From Progarchives.com, the ultimate progressive rock music website

kev rowland
Special Collaborator
Honorary Reviewer
4 stars Both in the press release and on his website, Thomas Thielen has a mission statement about this album which is well worth reproducing here. 'This is the time when ringtone applicability equals musical quality. This is the place where the greed of being a popstar has replaced the sublime experience of creativity. This is the era in which democracy means mass phenomena, not choices. When we have become too lazy even for subterfuges. And too busy to feel the loss. This is the age when equality means mediocrity, fame defames excellence, education encourages despondency. We excel in conformity, we celebrate our empty hands. We may not burn books, but we skim them. We may not slaughter heretics', but we overshout them. We strive, long, hunger for nothing, thus nobody strive, long, hunger. Fascistic, yet aimless aposiopetic selves. Timetabled freedom. Death in Bologna. Psychoanorexia.'

Yes, this is an album that wants, in fact demands, that we think. Thomas wrote, performed, recorded, engineered and produced the album but it doesn't come across as a one-man band, as it is so carefully constructed and layered. The piano may well be the bedrock of all that he does, but this is more than just a pianist attempting to bring in some other instrumentation to pad it out, but instead this is all about the right instrument for the right emotional feel and approach. When he brings in electric guitar it fairly blasts out of the speakers, with 'Kryptonite Monologues' actually managing to have more than just a hint of Rammstein about it. There are times when this is crunching stadium-filling anthem rock with blistering guitar solos, while at others it is Muse on steroids, Floyd for the masses, Porcupine Tree for the many.

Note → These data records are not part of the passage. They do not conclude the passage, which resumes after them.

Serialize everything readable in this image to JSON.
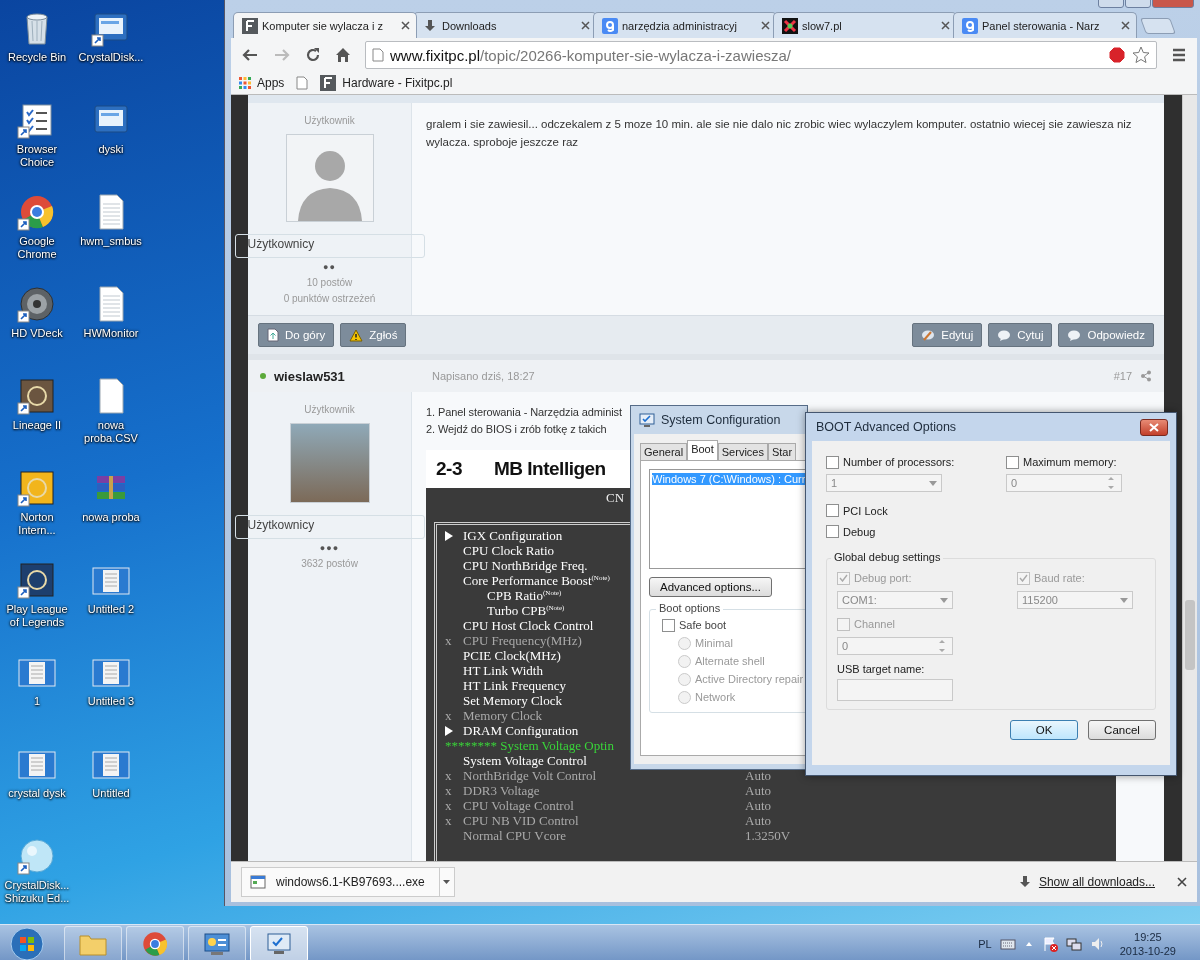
{
  "desktop": {
    "icons": [
      {
        "label": "Recycle Bin",
        "kind": "bin",
        "shortcut": false
      },
      {
        "label": "CrystalDisk...",
        "kind": "monitor",
        "shortcut": true
      },
      {
        "label": "Browser Choice",
        "kind": "checklist",
        "shortcut": true
      },
      {
        "label": "dyski",
        "kind": "monitor",
        "shortcut": false
      },
      {
        "label": "Google Chrome",
        "kind": "chrome",
        "shortcut": true
      },
      {
        "label": "hwm_smbus",
        "kind": "document",
        "shortcut": false
      },
      {
        "label": "HD VDeck",
        "kind": "disc",
        "shortcut": true
      },
      {
        "label": "HWMonitor",
        "kind": "document",
        "shortcut": false
      },
      {
        "label": "Lineage II",
        "kind": "tile",
        "color": "#6b5540",
        "shortcut": true
      },
      {
        "label": "nowa proba.CSV",
        "kind": "blank",
        "shortcut": false
      },
      {
        "label": "Norton Intern...",
        "kind": "tile",
        "color": "#f2b51c",
        "shortcut": true
      },
      {
        "label": "nowa proba",
        "kind": "archive",
        "shortcut": false
      },
      {
        "label": "Play League of Legends",
        "kind": "tile",
        "color": "#1d3f6e",
        "shortcut": true
      },
      {
        "label": "Untitled 2",
        "kind": "thumbnail",
        "shortcut": false
      },
      {
        "label": "1",
        "kind": "thumbnail",
        "shortcut": false
      },
      {
        "label": "Untitled 3",
        "kind": "thumbnail",
        "shortcut": false
      },
      {
        "label": "crystal dysk",
        "kind": "thumbnail",
        "shortcut": false
      },
      {
        "label": "Untitled",
        "kind": "thumbnail",
        "shortcut": false
      },
      {
        "label": "CrystalDisk... Shizuku Ed...",
        "kind": "sphere",
        "shortcut": true
      }
    ]
  },
  "browser": {
    "tabs": [
      {
        "title": "Komputer sie wylacza i z",
        "kind": "site",
        "selected": true
      },
      {
        "title": "Downloads",
        "kind": "download",
        "selected": false
      },
      {
        "title": "narzędzia administracyj",
        "kind": "search",
        "selected": false
      },
      {
        "title": "slow7.pl",
        "kind": "mosaic",
        "selected": false
      },
      {
        "title": "Panel sterowania - Narz",
        "kind": "search",
        "selected": false
      }
    ],
    "address": {
      "host": "www.fixitpc.pl",
      "path": "/topic/20266-komputer-sie-wylacza-i-zawiesza/"
    },
    "bookmarks": [
      {
        "kind": "apps",
        "label": "Apps"
      },
      {
        "kind": "page"
      },
      {
        "kind": "site",
        "label": "Hardware - Fixitpc.pl"
      }
    ],
    "posts": [
      {
        "rank": "Użytkownik",
        "avatar": {
          "kind": "silhouette"
        },
        "group": "Użytkownicy",
        "pips": "●●",
        "stats": [
          "10 postów",
          "0 punktów ostrzeżeń"
        ],
        "body": [
          "gralem i sie zawiesil... odczekalem z 5 moze 10 min. ale sie nie dalo nic zrobic wiec wylaczylem komputer. ostatnio wiecej sie zawiesza niz wylacza. sproboje jeszcze raz"
        ],
        "actions_left": [
          {
            "label": "Do góry",
            "kind": "page"
          },
          {
            "label": "Zgłoś",
            "kind": "warning"
          }
        ],
        "actions_right": [
          {
            "label": "Edytuj",
            "kind": "pencil"
          },
          {
            "label": "Cytuj",
            "kind": "bubble"
          },
          {
            "label": "Odpowiedz",
            "kind": "bubble"
          }
        ]
      },
      {
        "author": "wieslaw531",
        "online": true,
        "posted": "Napisano dziś, 18:27",
        "number": "#17",
        "rank": "Użytkownik",
        "avatar": {
          "kind": "photo"
        },
        "group": "Użytkownicy",
        "pips": "●●●",
        "stats": [
          "3632 postów"
        ],
        "body": [
          "1. Panel sterowania - Narzędzia administ",
          "2. Wejdź do BIOS i zrób fotkę z takich"
        ],
        "image": {
          "section": "2-3",
          "title": "MB Intelligen",
          "header": "CN",
          "rows": [
            {
              "kind": "submenu",
              "label": "IGX Configuration",
              "dim": false
            },
            {
              "kind": "item",
              "label": "CPU Clock Ratio",
              "dim": false
            },
            {
              "kind": "item",
              "label": "CPU NorthBridge Freq.",
              "dim": false
            },
            {
              "kind": "item",
              "label": "Core Performance Boost$^{(Note)}$",
              "dim": false,
              "children": [
                {
                  "label": "CPB Ratio$^{(Note)}$",
                  "dim": false
                },
                {
                  "label": "Turbo CPB$^{(Note)}$",
                  "dim": false
                }
              ]
            },
            {
              "kind": "item",
              "label": "CPU Host Clock Control",
              "dim": false
            },
            {
              "kind": "item",
              "prefix": "x",
              "label": "CPU Frequency(MHz)",
              "dim": true
            },
            {
              "kind": "item",
              "label": "PCIE Clock(MHz)",
              "dim": false
            },
            {
              "kind": "item",
              "label": "HT Link Width",
              "dim": false
            },
            {
              "kind": "item",
              "label": "HT Link Frequency",
              "dim": false
            },
            {
              "kind": "item",
              "label": "Set Memory Clock",
              "dim": false
            },
            {
              "kind": "item",
              "prefix": "x",
              "label": "Memory Clock",
              "dim": true
            },
            {
              "kind": "submenu",
              "label": "DRAM Configuration",
              "dim": false
            },
            {
              "kind": "heading",
              "label": "******** System Voltage Optin",
              "dim": false
            },
            {
              "kind": "item",
              "label": "System Voltage Control",
              "dim": false
            },
            {
              "kind": "item",
              "prefix": "x",
              "label": "NorthBridge Volt Control",
              "value": "Auto",
              "dim": true
            },
            {
              "kind": "item",
              "prefix": "x",
              "label": "DDR3 Voltage",
              "value": "Auto",
              "dim": true
            },
            {
              "kind": "item",
              "prefix": "x",
              "label": "CPU Voltage Control",
              "value": "Auto",
              "dim": true
            },
            {
              "kind": "item",
              "prefix": "x",
              "label": "CPU NB VID Control",
              "value": "Auto",
              "dim": true
            },
            {
              "kind": "item",
              "label": "Normal CPU Vcore",
              "value": "1.3250V",
              "dim": true
            }
          ]
        }
      }
    ],
    "download": {
      "file": "windows6.1-KB97693....exe",
      "show_all": "Show all downloads..."
    }
  },
  "system_config": {
    "title": "System Configuration",
    "tabs": [
      {
        "label": "General",
        "selected": false
      },
      {
        "label": "Boot",
        "selected": true
      },
      {
        "label": "Services",
        "selected": false
      },
      {
        "label": "Star",
        "selected": false
      }
    ],
    "entries": [
      {
        "label": "Windows 7 (C:\\Windows) : Curr",
        "selected": true
      }
    ],
    "advanced_button": "Advanced options...",
    "boot_options": {
      "title": "Boot options",
      "safe_boot": {
        "label": "Safe boot",
        "checked": false
      },
      "modes": [
        {
          "label": "Minimal",
          "selected": false,
          "disabled": true
        },
        {
          "label": "Alternate shell",
          "selected": false,
          "disabled": true
        },
        {
          "label": "Active Directory repair",
          "selected": false,
          "disabled": true
        },
        {
          "label": "Network",
          "selected": false,
          "disabled": true
        }
      ]
    }
  },
  "boot_advanced": {
    "title": "BOOT Advanced Options",
    "top": [
      {
        "check": {
          "label": "Number of processors:",
          "checked": false,
          "disabled": false
        },
        "control": {
          "kind": "dropdown",
          "value": "1",
          "disabled": true
        }
      },
      {
        "check": {
          "label": "Maximum memory:",
          "checked": false,
          "disabled": false
        },
        "control": {
          "kind": "spinner",
          "value": "0",
          "disabled": true
        }
      }
    ],
    "flags": [
      {
        "label": "PCI Lock",
        "checked": false,
        "disabled": false
      },
      {
        "label": "Debug",
        "checked": false,
        "disabled": false
      }
    ],
    "debug_group": {
      "title": "Global debug settings",
      "settings": [
        {
          "check": {
            "label": "Debug port:",
            "checked": true,
            "disabled": true
          },
          "control": {
            "kind": "dropdown",
            "value": "COM1:",
            "disabled": true
          }
        },
        {
          "check": {
            "label": "Baud rate:",
            "checked": true,
            "disabled": true
          },
          "control": {
            "kind": "dropdown",
            "value": "115200",
            "disabled": true
          }
        },
        {
          "check": {
            "label": "Channel",
            "checked": false,
            "disabled": true
          },
          "control": {
            "kind": "spinner",
            "value": "0",
            "disabled": true
          }
        }
      ],
      "usb_label": "USB target name:"
    },
    "buttons": [
      {
        "label": "OK",
        "default": true
      },
      {
        "label": "Cancel",
        "default": false
      }
    ]
  },
  "taskbar": {
    "items": [
      {
        "kind": "folder",
        "selected": false
      },
      {
        "kind": "chrome",
        "selected": false
      },
      {
        "kind": "panel",
        "selected": false
      },
      {
        "kind": "config",
        "selected": true
      }
    ],
    "language": "PL",
    "time": "19:25",
    "date": "2013-10-29"
  }
}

It is not an album that will make its' full presence felt on just one or two plays, this does need some work but rewards the listener for their patience. Apparently Thomas states that he is a 'strictly under-average musician on quite a few instruments, none of which he is capable of playing properly'. Somehow I think he is a master of understatement, as certainly that doesn't come across on the album. Complex, complicated, majestic and soaring, this is quite a piece of work. There are only four songs, but it is still well over an hour long, and well worth investigating.